Born in Fredericton, New Brunswick, and raised in Montreal, Quebec, Hassan studied business administration at McMaster University before launching his comedy career. Initially he ran his own catering business with the goal of becoming a television cooking show host, and began performing as a comedian to build his confidence. After two years performing as a comedian in Montreal, he was invited to perform as an opening act for Russell Peters at the inaugural Amman Stand-up Comedy Festival in Amman, Jordan. During this time, he also had supporting roles in the films Breakaway, French Immersion and Goon.

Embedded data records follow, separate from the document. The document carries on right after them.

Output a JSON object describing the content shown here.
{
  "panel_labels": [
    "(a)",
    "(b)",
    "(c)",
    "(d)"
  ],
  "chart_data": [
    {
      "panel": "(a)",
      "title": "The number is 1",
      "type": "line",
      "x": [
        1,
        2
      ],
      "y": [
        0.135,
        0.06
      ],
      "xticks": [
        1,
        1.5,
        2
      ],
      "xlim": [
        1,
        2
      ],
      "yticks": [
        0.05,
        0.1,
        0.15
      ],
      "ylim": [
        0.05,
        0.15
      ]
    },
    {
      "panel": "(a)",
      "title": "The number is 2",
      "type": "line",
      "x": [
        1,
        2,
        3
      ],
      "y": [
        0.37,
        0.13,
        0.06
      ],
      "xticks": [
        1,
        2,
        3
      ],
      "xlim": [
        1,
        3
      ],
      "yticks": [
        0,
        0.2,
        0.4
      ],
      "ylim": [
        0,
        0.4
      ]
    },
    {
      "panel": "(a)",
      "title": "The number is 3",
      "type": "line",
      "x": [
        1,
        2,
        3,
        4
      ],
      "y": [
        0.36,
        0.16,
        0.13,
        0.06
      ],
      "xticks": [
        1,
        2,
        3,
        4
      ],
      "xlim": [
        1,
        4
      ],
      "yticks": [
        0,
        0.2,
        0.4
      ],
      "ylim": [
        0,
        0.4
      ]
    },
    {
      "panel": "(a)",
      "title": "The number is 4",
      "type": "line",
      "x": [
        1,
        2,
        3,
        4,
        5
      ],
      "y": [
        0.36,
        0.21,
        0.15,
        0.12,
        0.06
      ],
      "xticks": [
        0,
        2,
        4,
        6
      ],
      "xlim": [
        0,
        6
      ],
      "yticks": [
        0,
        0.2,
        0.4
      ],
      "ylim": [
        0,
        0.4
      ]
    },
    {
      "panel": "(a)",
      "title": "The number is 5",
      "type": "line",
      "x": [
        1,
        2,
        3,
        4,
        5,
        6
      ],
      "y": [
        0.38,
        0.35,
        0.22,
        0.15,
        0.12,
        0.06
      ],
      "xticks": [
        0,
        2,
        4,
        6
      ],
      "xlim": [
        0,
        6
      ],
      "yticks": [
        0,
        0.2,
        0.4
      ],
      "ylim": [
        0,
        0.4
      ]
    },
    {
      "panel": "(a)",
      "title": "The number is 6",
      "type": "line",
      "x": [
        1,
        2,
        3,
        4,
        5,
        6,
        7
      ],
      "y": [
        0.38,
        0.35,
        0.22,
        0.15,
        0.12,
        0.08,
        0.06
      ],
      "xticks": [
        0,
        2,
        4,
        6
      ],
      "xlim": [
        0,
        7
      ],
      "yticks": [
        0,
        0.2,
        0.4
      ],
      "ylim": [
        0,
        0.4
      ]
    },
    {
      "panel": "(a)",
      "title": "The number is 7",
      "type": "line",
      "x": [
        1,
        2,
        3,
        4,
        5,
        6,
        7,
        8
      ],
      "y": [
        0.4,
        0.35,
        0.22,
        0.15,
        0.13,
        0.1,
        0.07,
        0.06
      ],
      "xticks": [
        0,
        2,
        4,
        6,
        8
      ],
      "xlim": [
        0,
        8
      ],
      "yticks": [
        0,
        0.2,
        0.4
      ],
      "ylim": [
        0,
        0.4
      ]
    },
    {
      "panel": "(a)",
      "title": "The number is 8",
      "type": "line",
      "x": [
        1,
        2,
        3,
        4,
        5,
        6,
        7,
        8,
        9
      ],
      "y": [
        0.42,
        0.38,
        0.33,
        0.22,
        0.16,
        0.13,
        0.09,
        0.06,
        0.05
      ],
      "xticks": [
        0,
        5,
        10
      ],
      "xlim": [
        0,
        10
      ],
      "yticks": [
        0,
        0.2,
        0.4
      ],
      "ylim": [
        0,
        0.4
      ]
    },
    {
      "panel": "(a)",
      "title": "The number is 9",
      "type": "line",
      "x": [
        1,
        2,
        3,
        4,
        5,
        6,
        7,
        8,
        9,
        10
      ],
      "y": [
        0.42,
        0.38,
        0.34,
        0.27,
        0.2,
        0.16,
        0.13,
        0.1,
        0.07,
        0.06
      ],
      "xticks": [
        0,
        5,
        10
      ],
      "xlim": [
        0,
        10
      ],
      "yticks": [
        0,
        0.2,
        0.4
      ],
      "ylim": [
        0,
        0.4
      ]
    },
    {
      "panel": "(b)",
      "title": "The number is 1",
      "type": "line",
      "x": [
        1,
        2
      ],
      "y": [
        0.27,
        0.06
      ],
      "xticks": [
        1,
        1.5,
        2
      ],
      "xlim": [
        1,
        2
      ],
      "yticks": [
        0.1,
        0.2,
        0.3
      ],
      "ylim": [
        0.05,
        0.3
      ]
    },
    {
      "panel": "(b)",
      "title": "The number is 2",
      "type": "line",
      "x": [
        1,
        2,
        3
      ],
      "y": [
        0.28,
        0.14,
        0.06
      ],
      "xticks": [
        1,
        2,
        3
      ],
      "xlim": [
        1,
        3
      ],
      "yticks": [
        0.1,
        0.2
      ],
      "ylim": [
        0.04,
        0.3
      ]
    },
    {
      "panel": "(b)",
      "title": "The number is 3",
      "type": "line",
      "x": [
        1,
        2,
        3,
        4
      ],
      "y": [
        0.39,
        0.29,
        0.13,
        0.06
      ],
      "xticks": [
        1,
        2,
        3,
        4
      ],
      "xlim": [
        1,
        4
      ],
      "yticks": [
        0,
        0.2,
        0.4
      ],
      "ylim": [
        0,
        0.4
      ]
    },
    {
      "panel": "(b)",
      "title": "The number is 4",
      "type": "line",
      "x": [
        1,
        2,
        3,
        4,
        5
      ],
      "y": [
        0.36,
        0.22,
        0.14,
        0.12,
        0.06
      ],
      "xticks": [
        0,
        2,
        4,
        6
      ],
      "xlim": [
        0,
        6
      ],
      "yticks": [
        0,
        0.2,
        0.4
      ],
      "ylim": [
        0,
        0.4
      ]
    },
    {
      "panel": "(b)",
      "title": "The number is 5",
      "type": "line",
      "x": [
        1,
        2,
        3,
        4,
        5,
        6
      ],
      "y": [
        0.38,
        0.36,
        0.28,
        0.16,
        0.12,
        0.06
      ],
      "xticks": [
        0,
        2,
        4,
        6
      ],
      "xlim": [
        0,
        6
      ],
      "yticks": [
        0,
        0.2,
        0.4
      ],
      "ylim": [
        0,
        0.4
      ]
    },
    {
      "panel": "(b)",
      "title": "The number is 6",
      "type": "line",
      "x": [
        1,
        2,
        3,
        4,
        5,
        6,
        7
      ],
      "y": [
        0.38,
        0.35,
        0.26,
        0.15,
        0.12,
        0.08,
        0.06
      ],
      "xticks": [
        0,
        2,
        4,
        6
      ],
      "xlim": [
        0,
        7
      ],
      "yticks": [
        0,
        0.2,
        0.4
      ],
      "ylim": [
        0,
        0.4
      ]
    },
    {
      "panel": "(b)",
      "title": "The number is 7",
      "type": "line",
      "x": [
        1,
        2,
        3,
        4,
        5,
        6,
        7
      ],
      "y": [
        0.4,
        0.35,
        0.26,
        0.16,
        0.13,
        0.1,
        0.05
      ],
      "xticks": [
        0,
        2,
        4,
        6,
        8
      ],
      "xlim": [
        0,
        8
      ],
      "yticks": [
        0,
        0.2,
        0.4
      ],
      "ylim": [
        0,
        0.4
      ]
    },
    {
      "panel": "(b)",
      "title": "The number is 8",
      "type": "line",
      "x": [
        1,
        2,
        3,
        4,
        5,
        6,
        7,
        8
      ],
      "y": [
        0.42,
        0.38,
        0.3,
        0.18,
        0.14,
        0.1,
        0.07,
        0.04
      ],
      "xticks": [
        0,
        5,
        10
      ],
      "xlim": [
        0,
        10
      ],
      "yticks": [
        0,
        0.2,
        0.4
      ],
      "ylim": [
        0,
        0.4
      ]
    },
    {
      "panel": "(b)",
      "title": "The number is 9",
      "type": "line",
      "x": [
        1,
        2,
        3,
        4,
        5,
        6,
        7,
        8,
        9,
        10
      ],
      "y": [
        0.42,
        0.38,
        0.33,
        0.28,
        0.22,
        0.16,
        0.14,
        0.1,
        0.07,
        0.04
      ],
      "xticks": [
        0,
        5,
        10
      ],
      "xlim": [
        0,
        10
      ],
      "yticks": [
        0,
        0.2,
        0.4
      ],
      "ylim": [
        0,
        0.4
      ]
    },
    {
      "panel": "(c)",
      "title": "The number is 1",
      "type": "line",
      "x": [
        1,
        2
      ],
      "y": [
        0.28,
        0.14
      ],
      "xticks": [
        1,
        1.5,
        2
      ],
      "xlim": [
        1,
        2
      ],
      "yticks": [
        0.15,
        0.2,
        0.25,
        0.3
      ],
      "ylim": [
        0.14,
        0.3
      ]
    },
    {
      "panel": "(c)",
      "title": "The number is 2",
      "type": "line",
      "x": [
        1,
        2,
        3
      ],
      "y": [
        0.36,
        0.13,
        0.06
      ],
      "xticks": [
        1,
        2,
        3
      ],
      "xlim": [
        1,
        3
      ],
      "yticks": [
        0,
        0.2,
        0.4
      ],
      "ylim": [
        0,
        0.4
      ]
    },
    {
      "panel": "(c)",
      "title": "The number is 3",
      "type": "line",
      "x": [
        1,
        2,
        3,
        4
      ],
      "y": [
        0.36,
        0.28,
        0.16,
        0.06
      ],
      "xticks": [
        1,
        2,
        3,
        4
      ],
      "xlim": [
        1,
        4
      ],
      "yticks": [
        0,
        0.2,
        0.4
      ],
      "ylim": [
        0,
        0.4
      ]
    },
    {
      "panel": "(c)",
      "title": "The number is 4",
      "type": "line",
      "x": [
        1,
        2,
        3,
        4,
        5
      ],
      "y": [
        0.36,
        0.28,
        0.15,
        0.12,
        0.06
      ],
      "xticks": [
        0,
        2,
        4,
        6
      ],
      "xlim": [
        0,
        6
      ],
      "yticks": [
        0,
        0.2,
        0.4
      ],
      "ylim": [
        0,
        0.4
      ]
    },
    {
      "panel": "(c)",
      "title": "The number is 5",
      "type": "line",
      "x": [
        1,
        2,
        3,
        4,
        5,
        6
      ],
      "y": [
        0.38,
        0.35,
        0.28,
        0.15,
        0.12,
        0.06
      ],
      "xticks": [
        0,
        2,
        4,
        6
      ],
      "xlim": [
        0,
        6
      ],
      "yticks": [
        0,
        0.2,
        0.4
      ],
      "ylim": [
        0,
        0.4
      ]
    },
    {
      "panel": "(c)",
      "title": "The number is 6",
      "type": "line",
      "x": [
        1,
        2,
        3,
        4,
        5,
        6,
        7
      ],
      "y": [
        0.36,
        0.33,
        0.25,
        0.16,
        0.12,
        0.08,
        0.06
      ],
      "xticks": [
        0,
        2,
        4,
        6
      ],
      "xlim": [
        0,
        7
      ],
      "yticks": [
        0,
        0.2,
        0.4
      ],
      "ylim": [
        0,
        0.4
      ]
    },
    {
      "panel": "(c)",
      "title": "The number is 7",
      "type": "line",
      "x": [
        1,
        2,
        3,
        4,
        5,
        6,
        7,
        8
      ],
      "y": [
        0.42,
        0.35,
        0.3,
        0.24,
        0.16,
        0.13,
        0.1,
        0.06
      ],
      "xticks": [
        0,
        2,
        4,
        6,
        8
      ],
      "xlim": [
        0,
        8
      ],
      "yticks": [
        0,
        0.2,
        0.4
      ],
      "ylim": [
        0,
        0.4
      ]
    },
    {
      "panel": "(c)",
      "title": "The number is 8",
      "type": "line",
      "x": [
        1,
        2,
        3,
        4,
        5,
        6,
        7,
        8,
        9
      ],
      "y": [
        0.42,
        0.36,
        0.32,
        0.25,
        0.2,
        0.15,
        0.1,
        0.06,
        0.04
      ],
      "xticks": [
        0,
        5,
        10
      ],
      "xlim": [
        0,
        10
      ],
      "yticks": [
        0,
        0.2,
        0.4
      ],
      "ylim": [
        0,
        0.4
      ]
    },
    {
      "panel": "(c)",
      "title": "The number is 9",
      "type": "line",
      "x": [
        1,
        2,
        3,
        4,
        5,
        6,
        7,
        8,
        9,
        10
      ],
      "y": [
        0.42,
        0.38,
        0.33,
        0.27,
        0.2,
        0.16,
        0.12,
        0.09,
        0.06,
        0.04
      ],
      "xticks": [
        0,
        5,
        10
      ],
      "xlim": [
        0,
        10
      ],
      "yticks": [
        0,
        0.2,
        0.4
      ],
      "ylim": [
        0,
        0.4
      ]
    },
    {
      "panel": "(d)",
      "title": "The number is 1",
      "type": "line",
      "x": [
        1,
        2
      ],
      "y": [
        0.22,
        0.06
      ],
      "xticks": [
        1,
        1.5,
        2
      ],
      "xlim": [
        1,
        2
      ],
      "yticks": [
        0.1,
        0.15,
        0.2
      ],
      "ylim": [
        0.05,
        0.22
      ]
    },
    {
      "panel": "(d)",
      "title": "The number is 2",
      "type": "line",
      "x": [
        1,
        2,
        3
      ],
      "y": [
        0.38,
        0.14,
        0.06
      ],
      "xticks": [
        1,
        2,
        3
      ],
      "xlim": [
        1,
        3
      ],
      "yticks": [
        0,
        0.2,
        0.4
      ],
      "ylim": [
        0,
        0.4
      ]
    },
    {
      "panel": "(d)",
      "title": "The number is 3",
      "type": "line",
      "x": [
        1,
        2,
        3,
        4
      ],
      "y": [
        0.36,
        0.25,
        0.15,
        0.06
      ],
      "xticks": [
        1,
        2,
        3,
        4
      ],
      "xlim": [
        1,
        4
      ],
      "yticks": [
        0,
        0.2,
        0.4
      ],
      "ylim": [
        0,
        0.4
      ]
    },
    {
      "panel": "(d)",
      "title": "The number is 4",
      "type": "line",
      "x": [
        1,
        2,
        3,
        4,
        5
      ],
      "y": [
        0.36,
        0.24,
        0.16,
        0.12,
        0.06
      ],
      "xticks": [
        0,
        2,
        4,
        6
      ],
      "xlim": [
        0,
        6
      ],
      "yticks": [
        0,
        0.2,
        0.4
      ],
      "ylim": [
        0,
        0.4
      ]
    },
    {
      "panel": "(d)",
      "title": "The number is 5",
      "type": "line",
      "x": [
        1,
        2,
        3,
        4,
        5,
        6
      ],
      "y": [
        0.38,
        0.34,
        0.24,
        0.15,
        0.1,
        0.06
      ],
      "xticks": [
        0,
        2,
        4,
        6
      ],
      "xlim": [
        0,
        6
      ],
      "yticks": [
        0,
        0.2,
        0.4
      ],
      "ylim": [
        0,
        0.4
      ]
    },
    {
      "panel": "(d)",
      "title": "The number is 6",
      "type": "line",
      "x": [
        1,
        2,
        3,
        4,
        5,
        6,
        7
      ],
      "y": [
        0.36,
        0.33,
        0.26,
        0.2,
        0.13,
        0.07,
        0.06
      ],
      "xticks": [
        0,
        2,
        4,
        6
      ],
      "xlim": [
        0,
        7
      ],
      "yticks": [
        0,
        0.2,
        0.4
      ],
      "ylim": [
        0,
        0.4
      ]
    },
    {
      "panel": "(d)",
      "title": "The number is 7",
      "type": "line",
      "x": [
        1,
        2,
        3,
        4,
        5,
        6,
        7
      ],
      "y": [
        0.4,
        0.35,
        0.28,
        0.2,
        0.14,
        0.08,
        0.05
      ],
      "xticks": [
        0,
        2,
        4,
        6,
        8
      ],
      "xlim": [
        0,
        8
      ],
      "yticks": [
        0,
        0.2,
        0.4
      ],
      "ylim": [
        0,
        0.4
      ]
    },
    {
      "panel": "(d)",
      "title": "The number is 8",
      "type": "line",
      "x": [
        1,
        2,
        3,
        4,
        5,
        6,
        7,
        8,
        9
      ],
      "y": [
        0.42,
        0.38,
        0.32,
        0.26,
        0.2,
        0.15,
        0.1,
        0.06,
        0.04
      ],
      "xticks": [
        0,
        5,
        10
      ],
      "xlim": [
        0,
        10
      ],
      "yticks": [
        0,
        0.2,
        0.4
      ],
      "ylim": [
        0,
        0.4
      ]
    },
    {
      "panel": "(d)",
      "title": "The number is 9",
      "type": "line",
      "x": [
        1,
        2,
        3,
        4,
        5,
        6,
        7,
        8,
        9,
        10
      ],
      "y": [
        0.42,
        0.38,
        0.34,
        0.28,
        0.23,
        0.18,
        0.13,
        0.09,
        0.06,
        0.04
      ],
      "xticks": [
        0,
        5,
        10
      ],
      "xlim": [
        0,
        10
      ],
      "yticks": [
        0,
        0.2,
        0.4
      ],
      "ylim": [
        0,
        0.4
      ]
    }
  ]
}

After moving to Toronto, Ontario, in 2011, he began appearing regularly on George Stroumboulopoulos Tonight and continued performing as a touring comic. In 2013, he recorded his first comedy DVD, From Zero to Hero, in Montreal. In 2016, he performed his next one man show, Muslim, Interrupted, at the Just for Laughs Festival and the Edinburgh Festival Fringe.

In addition to his regular roles with CBC Radio, he is a frequent guest host of Q and The Next Chapter.

In 2024, he was nominated for two Canadian Screen Awards: Best Guest Performance, Comedy in the show Sort Of, and Best Supporting Performer, Comedy in the show Run the Burbs. In 2021, he received a Canadian Screen Award nomination for Best Host in a Web Program or Series at the 9th Canadian Screen Awards, as cohost with Peter Keleghan of the National Canadian Film Day livestream.

He has appeared in Star Trek: Strange New Worlds, and had recurring roles in Hudson & Rex, Designated Survivor, Sort Of, and the CBC Television sitcom Run the Burbs, and the web series You're My Hero and 18 to 35.